This quarterly report examines current trends in U.S. health care spending, prices, utilization, and employment. Highlights include:
- Health spending growth increased to an estimated 4.6% compared to 4.3% growth in 2016. The increase is due to a rebound in prescription drug spending in 2017, but future revisions to account for rebates could reduce the 2017 growth estimate.
- Rebates from prescription drug manufacturers have been growing as a share of total drug costs for Medicare, Medicaid, and private health plans. In this circumstance, both spending and prices grow more slowly after adjusting for rebates.
- If the rebate adjustment in 2017 is the same as it was in 2016, the estimated growth in prescription drug spending will fall from its current estimate of 5.0% to 1.3%. This would bring overall health spending growth down to 4.2%.
- Higher rebates on hepatitis C drugs have contributed to a dramatic slowdown in their net cost.
- Health care price growth averaged 1.2% in Q4 2017, bringing the average for 2017 to 1.5%. This is slower than the economy-wide price growth of 1.8% in 2017 and would likely be lower if adjusted for rebates.
- Health job growth averaged 25,000 in Q4 2017, bringing the average for all of 2017 to 24,000.

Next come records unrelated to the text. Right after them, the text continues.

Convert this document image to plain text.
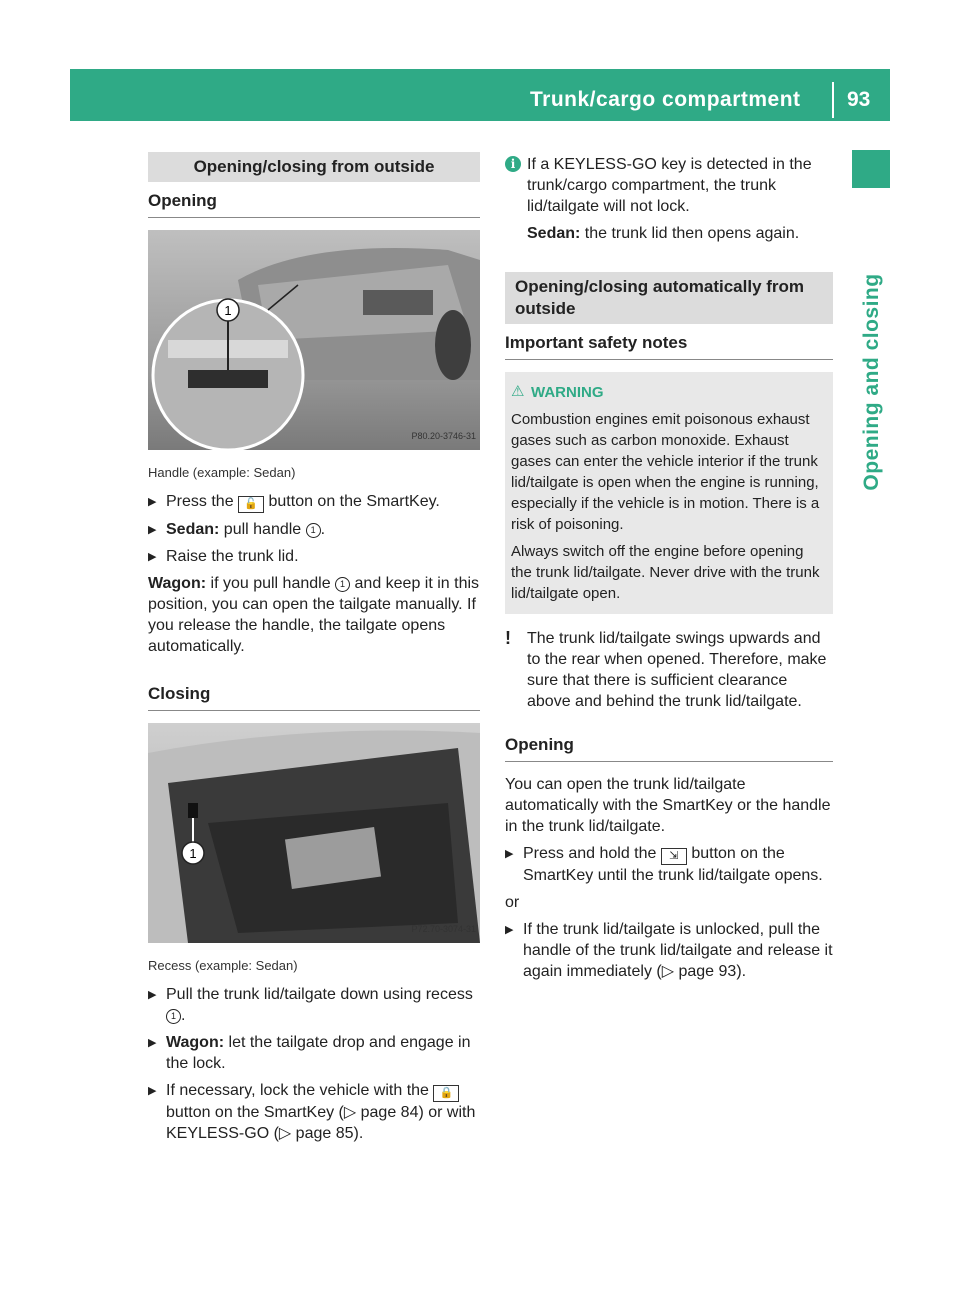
Trunk/cargo compartment 93
Opening and closing
Opening/closing from outside
Opening
1
P80.20-3746-31
Handle (example: Sedan)
▶ Press the 🔓 button on the SmartKey.
▶ Sedan: pull handle 1 .
▶ Raise the trunk lid.

Wagon: if you pull handle 1 and keep it in this position, you can open the tailgate manually. If you release the handle, the tailgate opens automatically.

Closing
1
P72.70-3074-31
Recess (example: Sedan)
▶ Pull the trunk lid/tailgate down using recess 1 .
▶ Wagon: let the tailgate drop and engage in the lock.
▶ If necessary, lock the vehicle with the 🔒 button on the SmartKey (▷ page 84) or with KEYLESS-GO (▷ page 85).
i If a KEYLESS-GO key is detected in the trunk/cargo compartment, the trunk lid/tailgate will not lock.

Sedan: the trunk lid then opens again.

Opening/closing automatically from outside
Important safety notes
⚠ WARNING

Combustion engines emit poisonous exhaust gases such as carbon monoxide. Exhaust gases can enter the vehicle interior if the trunk lid/tailgate is open when the engine is running, especially if the vehicle is in motion. There is a risk of poisoning.

Always switch off the engine before opening the trunk lid/tailgate. Never drive with the trunk lid/tailgate open.

! The trunk lid/tailgate swings upwards and to the rear when opened. Therefore, make sure that there is sufficient clearance above and behind the trunk lid/tailgate.

Opening

You can open the trunk lid/tailgate automatically with the SmartKey or the handle in the trunk lid/tailgate.

▶ Press and hold the ⇲ button on the SmartKey until the trunk lid/tailgate opens.

or

▶ If the trunk lid/tailgate is unlocked, pull the handle of the trunk lid/tailgate and release it again immediately (▷ page 93).
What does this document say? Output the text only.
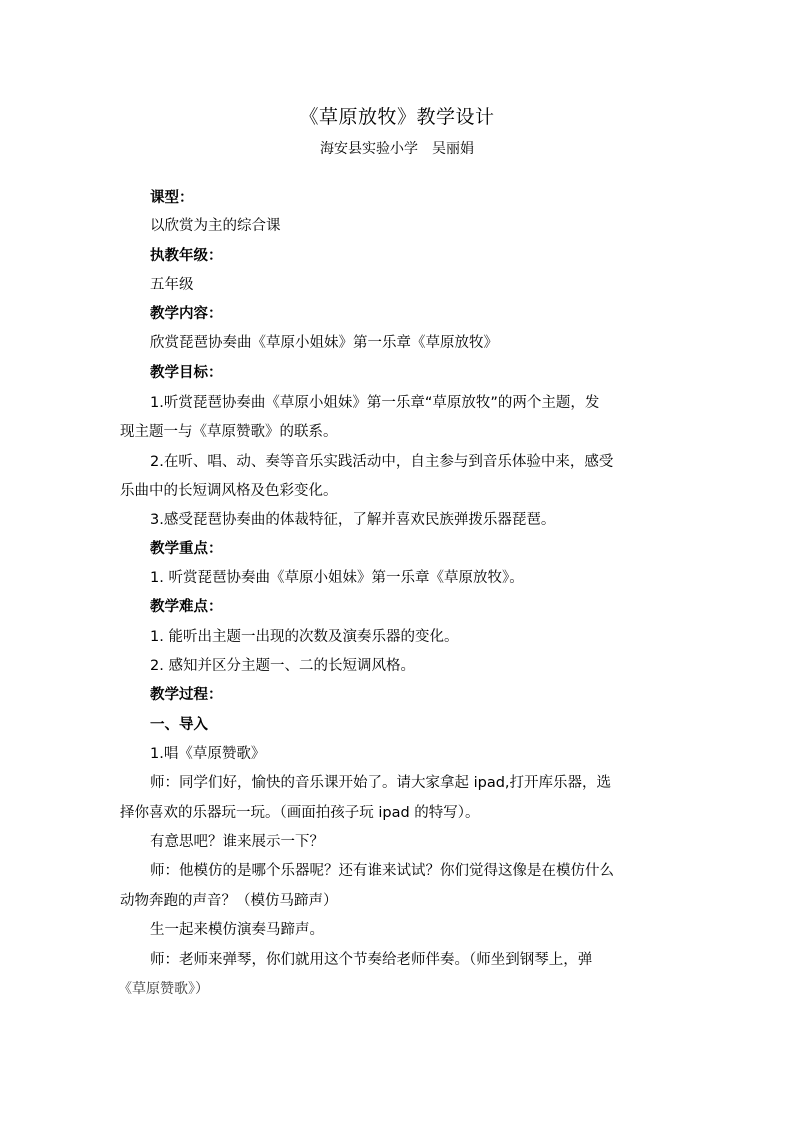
《草原放牧》教学设计
海安县实验小学　吴丽娟
课型：
以欣赏为主的综合课
执教年级：
五年级
教学内容：
欣赏琵琶协奏曲《草原小姐妹》第一乐章《草原放牧》
教学目标：
1.听赏琵琶协奏曲《草原小姐妹》第一乐章“草原放牧”的两个主题，发
现主题一与《草原赞歌》的联系。
2.在听、唱、动、奏等音乐实践活动中，自主参与到音乐体验中来，感受
乐曲中的长短调风格及色彩变化。
3.感受琵琶协奏曲的体裁特征，了解并喜欢民族弹拨乐器琵琶。
教学重点：
1. 听赏琵琶协奏曲《草原小姐妹》第一乐章《草原放牧》。
教学难点：
1. 能听出主题一出现的次数及演奏乐器的变化。
2. 感知并区分主题一、二的长短调风格。
教学过程：
一、导入
1.唱《草原赞歌》
师：同学们好，愉快的音乐课开始了。请大家拿起 ipad,打开库乐器，选
择你喜欢的乐器玩一玩。（画面拍孩子玩 ipad 的特写）。
有意思吧？谁来展示一下？
师：他模仿的是哪个乐器呢？还有谁来试试？你们觉得这像是在模仿什么
动物奔跑的声音？（模仿马蹄声）
生一起来模仿演奏马蹄声。
师：老师来弹琴，你们就用这个节奏给老师伴奏。（师坐到钢琴上，弹
《草原赞歌》）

About Altarum's Quarterly Health Sector Trend Reports
With funding from the Robert Wood Johnson Foundation, Altarum provides a quarterly analysis of key trends in health care spending, prices, utilization, and employment. These reports make direct use of the Quarterly Services Survey (QSS), the timeliest source of detailed, survey-based spending information for health care services, which account for more than 70% of national health spending. Each quarter, when new QSS data are released (March, June, September, and December), we publish this report.
These trend reports are related to, but distinct from, Altarum's Health Sector Economic Indicators briefs, which are issued every month.